# Cat in Mass for adoption



## dazydaizee (Aug 2, 2009)

Neutered male DSH brown tabby.
9yrs old (still has a lot of good years ahead of him!)
Microchipped (home again). Due for 3 yr rabies vax, can be given prior to adoption.

Lived in his past home for 5 years. The past few months began spraying when there was construction going on in the house. I brought him to my apartment and he has been using the litter box perfectly since. Clearly it is a stress related issue that must be considered by the future owners, and it's important that he's adopted to a home with a low stress environment.

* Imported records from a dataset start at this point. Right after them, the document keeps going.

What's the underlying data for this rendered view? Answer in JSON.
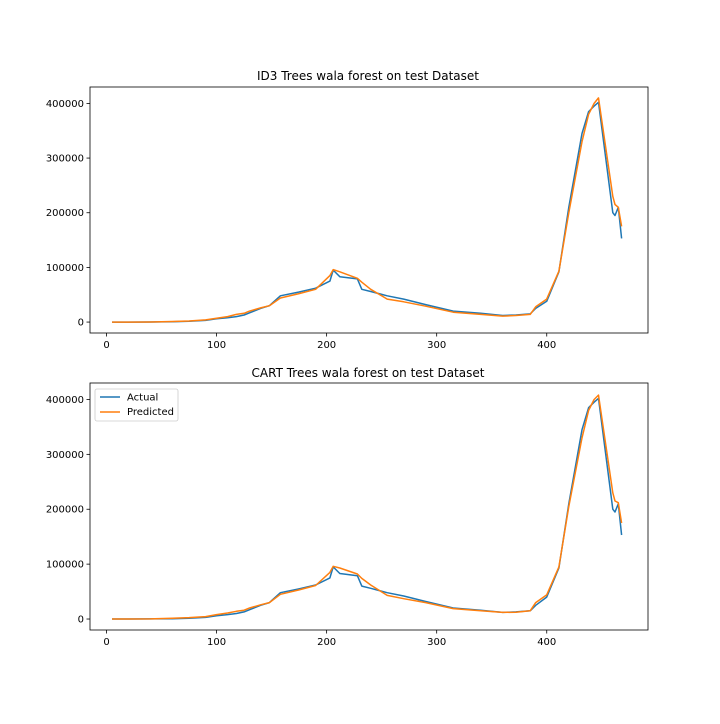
{
  "colors": {
    "actual": "#1f77b4",
    "predicted": "#ff7f0e"
  },
  "chart_data": [
    {
      "type": "line",
      "title": "ID3 Trees wala forest on test Dataset",
      "xlabel": "",
      "ylabel": "",
      "xlim": [
        -15,
        492
      ],
      "ylim": [
        -20000,
        430000
      ],
      "xticks": [
        0,
        100,
        200,
        300,
        400
      ],
      "xtick_labels": [
        "0",
        "100",
        "200",
        "300",
        "400"
      ],
      "yticks": [
        0,
        100000,
        200000,
        300000,
        400000
      ],
      "ytick_labels": [
        "0",
        "100000",
        "200000",
        "300000",
        "400000"
      ],
      "grid": false,
      "legend": false,
      "series": [
        {
          "role": "actual",
          "x": [
            5,
            20,
            40,
            60,
            75,
            90,
            100,
            110,
            118,
            125,
            130,
            140,
            148,
            158,
            175,
            190,
            203,
            206,
            212,
            228,
            232,
            240,
            255,
            270,
            290,
            315,
            340,
            360,
            372,
            385,
            390,
            400,
            411,
            420,
            432,
            438,
            443,
            447,
            460,
            462,
            465,
            468
          ],
          "y": [
            0,
            0,
            200,
            500,
            1500,
            3000,
            6000,
            8000,
            10000,
            13000,
            17000,
            25000,
            30000,
            48000,
            55000,
            62000,
            75000,
            95000,
            83000,
            79000,
            60000,
            56000,
            48000,
            42000,
            32000,
            20000,
            16000,
            12000,
            13000,
            15000,
            25000,
            38000,
            92000,
            210000,
            345000,
            385000,
            395000,
            402000,
            200000,
            195000,
            210000,
            153000
          ]
        },
        {
          "role": "predicted",
          "x": [
            5,
            20,
            40,
            60,
            75,
            90,
            100,
            110,
            118,
            125,
            130,
            140,
            148,
            158,
            175,
            190,
            203,
            206,
            212,
            228,
            232,
            240,
            255,
            270,
            290,
            315,
            340,
            360,
            372,
            385,
            390,
            400,
            411,
            420,
            432,
            438,
            443,
            447,
            460,
            462,
            465,
            468
          ],
          "y": [
            0,
            0,
            200,
            1000,
            2000,
            4000,
            7000,
            10000,
            14000,
            16000,
            20000,
            26000,
            30000,
            44000,
            52000,
            60000,
            85000,
            96000,
            92000,
            80000,
            73000,
            60000,
            42000,
            37000,
            29000,
            18000,
            14000,
            11000,
            12000,
            14000,
            28000,
            42000,
            93000,
            200000,
            330000,
            380000,
            400000,
            410000,
            230000,
            215000,
            210000,
            175000
          ]
        }
      ]
    },
    {
      "type": "line",
      "title": "CART Trees wala forest on test Dataset",
      "xlabel": "",
      "ylabel": "",
      "xlim": [
        -15,
        492
      ],
      "ylim": [
        -20000,
        430000
      ],
      "xticks": [
        0,
        100,
        200,
        300,
        400
      ],
      "xtick_labels": [
        "0",
        "100",
        "200",
        "300",
        "400"
      ],
      "yticks": [
        0,
        100000,
        200000,
        300000,
        400000
      ],
      "ytick_labels": [
        "0",
        "100000",
        "200000",
        "300000",
        "400000"
      ],
      "grid": false,
      "legend": true,
      "legend_position": "upper left",
      "legend_labels": [
        "Actual",
        "Predicted"
      ],
      "series": [
        {
          "name": "Actual",
          "role": "actual",
          "x": [
            5,
            20,
            40,
            60,
            75,
            90,
            100,
            110,
            118,
            125,
            130,
            140,
            148,
            158,
            175,
            190,
            203,
            206,
            212,
            228,
            232,
            240,
            255,
            270,
            290,
            315,
            340,
            360,
            372,
            385,
            390,
            400,
            411,
            420,
            432,
            438,
            443,
            447,
            460,
            462,
            465,
            468
          ],
          "y": [
            0,
            0,
            200,
            500,
            1500,
            3000,
            6000,
            8000,
            10000,
            13000,
            17000,
            25000,
            30000,
            48000,
            55000,
            62000,
            75000,
            95000,
            83000,
            79000,
            60000,
            56000,
            48000,
            42000,
            32000,
            20000,
            16000,
            12000,
            13000,
            15000,
            25000,
            40000,
            93000,
            210000,
            345000,
            385000,
            395000,
            402000,
            200000,
            195000,
            210000,
            153000
          ]
        },
        {
          "name": "Predicted",
          "role": "predicted",
          "x": [
            5,
            20,
            40,
            60,
            75,
            90,
            100,
            110,
            118,
            125,
            130,
            140,
            148,
            158,
            175,
            190,
            203,
            206,
            212,
            228,
            232,
            240,
            255,
            270,
            290,
            315,
            340,
            360,
            372,
            385,
            390,
            400,
            411,
            420,
            432,
            438,
            443,
            447,
            460,
            462,
            465,
            468
          ],
          "y": [
            0,
            0,
            300,
            1500,
            2500,
            4500,
            8000,
            11000,
            14000,
            16000,
            20000,
            26000,
            30000,
            45000,
            53000,
            61000,
            85000,
            96000,
            93000,
            82000,
            74000,
            62000,
            43000,
            37000,
            30000,
            19000,
            15000,
            12000,
            12500,
            15000,
            30000,
            44000,
            95000,
            205000,
            330000,
            380000,
            400000,
            408000,
            230000,
            215000,
            212000,
            175000
          ]
        }
      ]
    }
  ]
}
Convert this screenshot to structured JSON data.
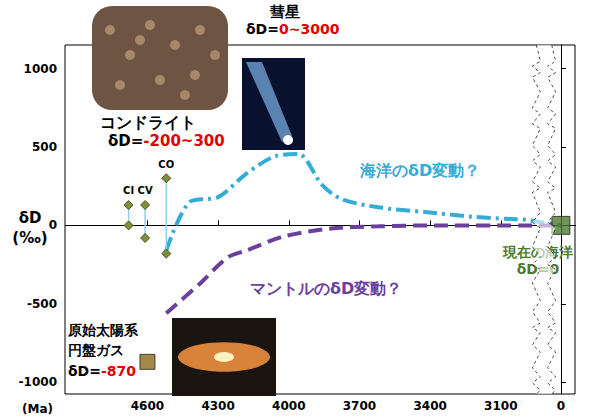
{
  "chart_data": {
    "type": "line",
    "x_label": "(Ma)",
    "y_label": "δD\n(‰)",
    "xlim": [
      -60,
      4950
    ],
    "xticks": [
      4600,
      4300,
      4000,
      3700,
      3400,
      3100,
      0
    ],
    "xbreak": [
      40,
      2950
    ],
    "ylim": [
      -1075,
      1150
    ],
    "yticks": [
      -1000,
      -500,
      0,
      500,
      1000
    ],
    "grid": false,
    "annotations": [
      {
        "title": "コンドライト",
        "text": "δD=-200~300"
      },
      {
        "title": "彗星",
        "text": "δD=0~3000"
      }
    ],
    "series": [
      {
        "name": "CI",
        "type": "line",
        "marker": "diamond",
        "line_style": "solid",
        "color": "#7f8f3a",
        "x": [
          4680,
          4680
        ],
        "values": [
          130,
          0
        ]
      },
      {
        "name": "CV",
        "type": "line",
        "marker": "diamond",
        "line_style": "solid",
        "color": "#7f8f3a",
        "x": [
          4610,
          4610
        ],
        "values": [
          130,
          -80
        ]
      },
      {
        "name": "CO",
        "type": "line",
        "marker": "diamond",
        "line_style": "solid",
        "color": "#7f8f3a",
        "x": [
          4520,
          4520
        ],
        "values": [
          300,
          -180
        ]
      },
      {
        "name": "海洋のδD変動？",
        "type": "line",
        "marker": "none",
        "line_style": "dashdot",
        "color": "#33acd6",
        "x": [
          4520,
          4420,
          4300,
          4180,
          4060,
          3960,
          3860,
          3780,
          3620,
          3420,
          3220,
          3060,
          2990,
          0
        ],
        "values": [
          -160,
          150,
          180,
          330,
          440,
          455,
          260,
          170,
          115,
          85,
          55,
          40,
          35,
          0
        ]
      },
      {
        "name": "マントルのδD変動？",
        "type": "line",
        "marker": "none",
        "line_style": "dashed",
        "color": "#6b3f9e",
        "x": [
          4520,
          4380,
          4260,
          4180,
          4020,
          3820,
          3620,
          3380,
          3100,
          2990,
          0
        ],
        "values": [
          -560,
          -375,
          -205,
          -160,
          -70,
          -20,
          -6,
          0,
          0,
          0,
          0
        ]
      },
      {
        "name": "原始太陽系\n円盤ガス",
        "type": "scatter",
        "marker": "square",
        "color": "#8b6a1c",
        "x": [
          4600
        ],
        "values": [
          -870
        ],
        "value_labels": [
          "δD=-870"
        ]
      },
      {
        "name": "現在の海洋",
        "type": "scatter",
        "marker": "square",
        "color": "#4e7a2e",
        "x": [
          0
        ],
        "values": [
          0
        ],
        "value_labels": [
          "δD=0"
        ]
      }
    ]
  }
}
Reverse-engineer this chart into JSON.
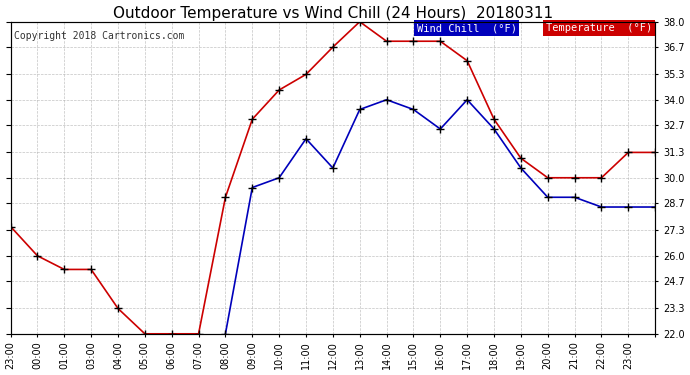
{
  "title": "Outdoor Temperature vs Wind Chill (24 Hours)  20180311",
  "copyright": "Copyright 2018 Cartronics.com",
  "background_color": "#ffffff",
  "plot_bg_color": "#ffffff",
  "grid_color": "#aaaaaa",
  "wind_chill_color": "#0000bb",
  "temperature_color": "#cc0000",
  "legend_wc_bg": "#0000bb",
  "legend_temp_bg": "#cc0000",
  "legend_wc_text": "Wind Chill  (°F)",
  "legend_temp_text": "Temperature  (°F)",
  "ylim_min": 22.0,
  "ylim_max": 38.0,
  "yticks": [
    22.0,
    23.3,
    24.7,
    26.0,
    27.3,
    28.7,
    30.0,
    31.3,
    32.7,
    34.0,
    35.3,
    36.7,
    38.0
  ],
  "temp_x": [
    0,
    1,
    2,
    3,
    4,
    5,
    6,
    7,
    8,
    9,
    10,
    11,
    12,
    13,
    14,
    15,
    16,
    17,
    18,
    19,
    20,
    21,
    22,
    23,
    24
  ],
  "temp_values": [
    27.5,
    26.0,
    25.3,
    25.3,
    23.3,
    22.0,
    22.0,
    22.0,
    29.0,
    33.0,
    34.5,
    35.3,
    36.7,
    38.0,
    37.0,
    37.0,
    37.0,
    36.0,
    33.0,
    31.0,
    30.0,
    30.0,
    30.0,
    31.3,
    31.3
  ],
  "wc_x": [
    8,
    9,
    10,
    11,
    12,
    13,
    14,
    15,
    16,
    17,
    18,
    19,
    20,
    21,
    22,
    23,
    24
  ],
  "wc_values": [
    22.0,
    29.5,
    30.0,
    32.0,
    30.5,
    33.5,
    34.0,
    33.5,
    32.5,
    34.0,
    32.5,
    30.5,
    29.0,
    29.0,
    28.5,
    28.5,
    28.5
  ],
  "xtick_positions": [
    0,
    1,
    2,
    3,
    4,
    5,
    6,
    7,
    8,
    9,
    10,
    11,
    12,
    13,
    14,
    15,
    16,
    17,
    18,
    19,
    20,
    21,
    22,
    23,
    24
  ],
  "xtick_labels": [
    "23:00",
    "00:00",
    "01:00",
    "03:00",
    "04:00",
    "05:00",
    "06:00",
    "07:00",
    "08:00",
    "09:00",
    "10:00",
    "11:00",
    "12:00",
    "13:00",
    "14:00",
    "15:00",
    "16:00",
    "17:00",
    "18:00",
    "19:00",
    "20:00",
    "21:00",
    "22:00",
    "23:00",
    "23:00"
  ],
  "marker": "+",
  "marker_color": "#000000",
  "marker_size": 6,
  "linewidth": 1.2,
  "title_fontsize": 11,
  "tick_fontsize": 7,
  "copyright_fontsize": 7,
  "legend_fontsize": 7.5
}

-He HATES large dogs. He will attack them like a lion ambushing prey. He is not a fan of dogs at all, but can become accustomed to a small, docile dog. He does harass my 35lb dog. 
-He gets along great with rabbits, guinea pigs, and other small animals. He used to live with 3 cats, and after a bit of hissing, he will get used to another cat. He's never been aggressive with cats, just needs a little time to adjust when introduced.
-He is EXTREMELY affectionate, friendly, and playful. He is also very vocal. He has a strange obsession with following you into the bathroom watching the toilet flush. 

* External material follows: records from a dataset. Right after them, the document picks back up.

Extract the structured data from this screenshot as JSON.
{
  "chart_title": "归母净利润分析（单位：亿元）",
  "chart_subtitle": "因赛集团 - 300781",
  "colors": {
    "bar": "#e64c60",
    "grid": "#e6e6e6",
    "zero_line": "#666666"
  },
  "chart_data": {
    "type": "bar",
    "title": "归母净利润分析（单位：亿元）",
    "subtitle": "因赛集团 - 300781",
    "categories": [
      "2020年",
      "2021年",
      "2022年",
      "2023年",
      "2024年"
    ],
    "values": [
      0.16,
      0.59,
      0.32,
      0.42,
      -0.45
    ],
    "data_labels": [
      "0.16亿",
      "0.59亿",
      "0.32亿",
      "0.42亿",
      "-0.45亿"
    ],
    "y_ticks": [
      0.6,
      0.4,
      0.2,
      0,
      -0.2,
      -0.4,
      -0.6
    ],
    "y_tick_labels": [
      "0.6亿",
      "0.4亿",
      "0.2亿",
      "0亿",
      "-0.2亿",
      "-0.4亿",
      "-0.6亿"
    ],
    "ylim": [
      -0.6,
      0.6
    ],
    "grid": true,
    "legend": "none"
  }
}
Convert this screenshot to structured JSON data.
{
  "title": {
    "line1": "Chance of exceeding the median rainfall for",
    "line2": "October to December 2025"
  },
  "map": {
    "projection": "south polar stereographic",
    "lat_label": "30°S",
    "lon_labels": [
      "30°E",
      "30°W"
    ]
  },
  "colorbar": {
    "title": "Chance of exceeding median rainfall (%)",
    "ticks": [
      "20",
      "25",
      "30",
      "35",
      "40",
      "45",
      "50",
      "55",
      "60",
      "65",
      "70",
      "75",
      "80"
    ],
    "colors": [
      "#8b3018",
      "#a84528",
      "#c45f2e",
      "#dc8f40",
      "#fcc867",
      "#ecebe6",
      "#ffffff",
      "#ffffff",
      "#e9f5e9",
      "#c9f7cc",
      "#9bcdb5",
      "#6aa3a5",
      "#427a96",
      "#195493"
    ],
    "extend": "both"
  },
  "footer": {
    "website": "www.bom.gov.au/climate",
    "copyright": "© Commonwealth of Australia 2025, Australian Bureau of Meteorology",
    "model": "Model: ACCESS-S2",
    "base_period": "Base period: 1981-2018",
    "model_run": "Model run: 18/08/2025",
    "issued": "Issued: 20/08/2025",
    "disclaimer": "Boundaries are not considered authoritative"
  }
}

Small adoption fee includes his litter box, litter, food dish, food, toys, bed, scratching post, toys.. everything I have for him.
His name is Tyler.

Please email with any questions, for more info, or if you are interested in meeting him. [email protected]
Thank you.

He's currently in Belmont, MA. I will assist with transport if necessary. In fact.. August 23rd, I'll be heading up to Canada for the weekend.. so if you're on the way I could potentially drop him off.


----------